This multi-channel ambiently powered rich-input sensing (MARS) innovation significantly advances “smart” technology with an eco-friendly design that eliminates the need for batteries. The MARS interface stickers’ functionality improves efficiency in communication, continuous sensing, and power harvesting, allowing for greater scalability to implement Internet of Things (IoT) devices in more everyday objects and settings. Current interface technologies for various IoT devices have limitations in terms of power and form factor. With an extremely low power budget, MARS interface stickers have been successfully tested in reading various rich-input interactions—including swiping, multi-touch, and speech—via their multi-channel, fully analog, wireless interfaces.
See also #7915, “A Sensor That Converts Everyday Objects into Microphones”
- Decreased power demand: Uses zero-threshold voltage transistors and analog backscatter communication to allow for power supply via ambient power harvesting.
- Eco-friendly: Leverages a battery-free design for each tag to decrease the large number of bulky batteries disposed of each year
- Wider range, greater intake: Demonstrates distance capabilities three times (15 m) the range of existing radio-frequency identification (RFID) technology; MARS transistor allows for a larger volume of input tags to be received concurrently and continuously
- Versatile input: Allows for consumer interactions beyond a singular touch-function, including swipe-based gesture sensing, identity and relaying speech
- Scalability: Decreases operational power requirements and bulk of its power harvester to increase implementation and adoption of MARS’s simpler circuitry for object and surface-based interactions
- Low cost: Requires less than 10 components, which significantly reduces the cost of the interface sticker
- Multi-player gaming systems
- Residential consumer technology and security
- Internet of Things technology
- Hospitality engagement
- Professional event organization
- Health care technology
Since the mid-2000s, IoT innovations have moved quickly beyond persuading new users to try the technology to confirmation and continual adoption. In recent years, making electronics more eco-friendly has become more important for consumers. There has also been an increased demand for innovators and developers to conform the technology to the consumer rather than the consumer adapting to the technology.

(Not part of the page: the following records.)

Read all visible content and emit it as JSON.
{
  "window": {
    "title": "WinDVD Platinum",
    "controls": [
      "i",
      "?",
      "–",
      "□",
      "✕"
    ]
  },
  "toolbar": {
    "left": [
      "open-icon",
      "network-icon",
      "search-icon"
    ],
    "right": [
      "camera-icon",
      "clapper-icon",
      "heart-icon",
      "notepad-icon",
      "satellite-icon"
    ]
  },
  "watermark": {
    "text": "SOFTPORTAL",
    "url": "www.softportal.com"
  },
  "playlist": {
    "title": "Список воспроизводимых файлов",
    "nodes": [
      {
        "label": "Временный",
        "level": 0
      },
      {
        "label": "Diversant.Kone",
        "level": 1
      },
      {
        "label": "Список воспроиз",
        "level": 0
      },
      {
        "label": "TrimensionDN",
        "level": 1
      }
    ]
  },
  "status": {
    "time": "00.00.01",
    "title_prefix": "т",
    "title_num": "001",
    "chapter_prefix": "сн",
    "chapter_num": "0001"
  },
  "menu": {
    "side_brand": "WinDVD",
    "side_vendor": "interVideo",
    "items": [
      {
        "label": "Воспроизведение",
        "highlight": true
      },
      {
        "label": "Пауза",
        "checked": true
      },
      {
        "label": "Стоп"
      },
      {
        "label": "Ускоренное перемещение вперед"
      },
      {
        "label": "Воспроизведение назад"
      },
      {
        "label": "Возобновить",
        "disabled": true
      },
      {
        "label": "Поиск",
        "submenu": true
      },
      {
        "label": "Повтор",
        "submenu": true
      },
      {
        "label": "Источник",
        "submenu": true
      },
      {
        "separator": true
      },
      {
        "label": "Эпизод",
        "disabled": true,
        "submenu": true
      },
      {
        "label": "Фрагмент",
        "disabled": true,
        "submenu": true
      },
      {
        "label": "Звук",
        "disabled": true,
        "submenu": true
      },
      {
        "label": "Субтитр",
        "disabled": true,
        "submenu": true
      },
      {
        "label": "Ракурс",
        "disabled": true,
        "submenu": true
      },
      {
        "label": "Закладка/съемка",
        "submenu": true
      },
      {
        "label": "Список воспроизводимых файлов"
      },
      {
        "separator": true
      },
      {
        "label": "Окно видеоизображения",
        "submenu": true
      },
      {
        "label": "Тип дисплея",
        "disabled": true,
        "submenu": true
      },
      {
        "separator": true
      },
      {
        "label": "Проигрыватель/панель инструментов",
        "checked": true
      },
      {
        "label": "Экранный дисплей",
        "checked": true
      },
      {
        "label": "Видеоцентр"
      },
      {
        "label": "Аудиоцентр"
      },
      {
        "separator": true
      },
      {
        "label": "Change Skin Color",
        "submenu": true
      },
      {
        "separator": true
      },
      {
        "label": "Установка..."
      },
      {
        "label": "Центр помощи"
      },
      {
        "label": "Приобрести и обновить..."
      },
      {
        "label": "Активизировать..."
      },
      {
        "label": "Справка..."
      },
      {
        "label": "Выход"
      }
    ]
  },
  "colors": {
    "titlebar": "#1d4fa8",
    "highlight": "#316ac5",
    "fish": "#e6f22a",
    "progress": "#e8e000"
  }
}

Georgia Tech’s MARS interface sticker technology expands the accessibility and usability of rich-input sensing with objects and electronics by minimizing the size and weight of the technology as well as expanding its communication range and complexity of input. Eliminating the need for constant battery replacements answers key environmental concerns, and improving the technology’s design functionality increases consumer adoption. For example, conference attendees would no longer have to travel to the microphone to ask questions at the end of a session as their conference folders could be fitted with a MARS tag microphone. Applications for MARS’s wireless multi-touch sensing could also expand the food service industry’s ordering process or decrease the number of bulky wires at a patient’s bedside in the hospital.
How It Works
MARS interface stickers are built on the combination technology of zero-threshold voltage field-effect transistor and frequency-shifted analog backscatter communication. This design allows for an impressive performance by multi-channel analog wireless input interfaces with nanowatt power requirements. The startup voltage is merely 100 mV, and MARS activity can be powered by low-profile ambient energy sources (e.g., photodiodes, thermoelectric generators). Other technologies’ limiting factors are complex energy harvesting techniques or cumbersome mechanical pieces such as coils and magnets. Continuous sensing of the capacitive, inductive, or voltage properties of the interface sensors supports strong and direct operational control of the sticker’s oscillator for data transmission. The simple circuitry of MARS interface stickers elevates the capabilities of IoT technologies for greater adoptability and scalability.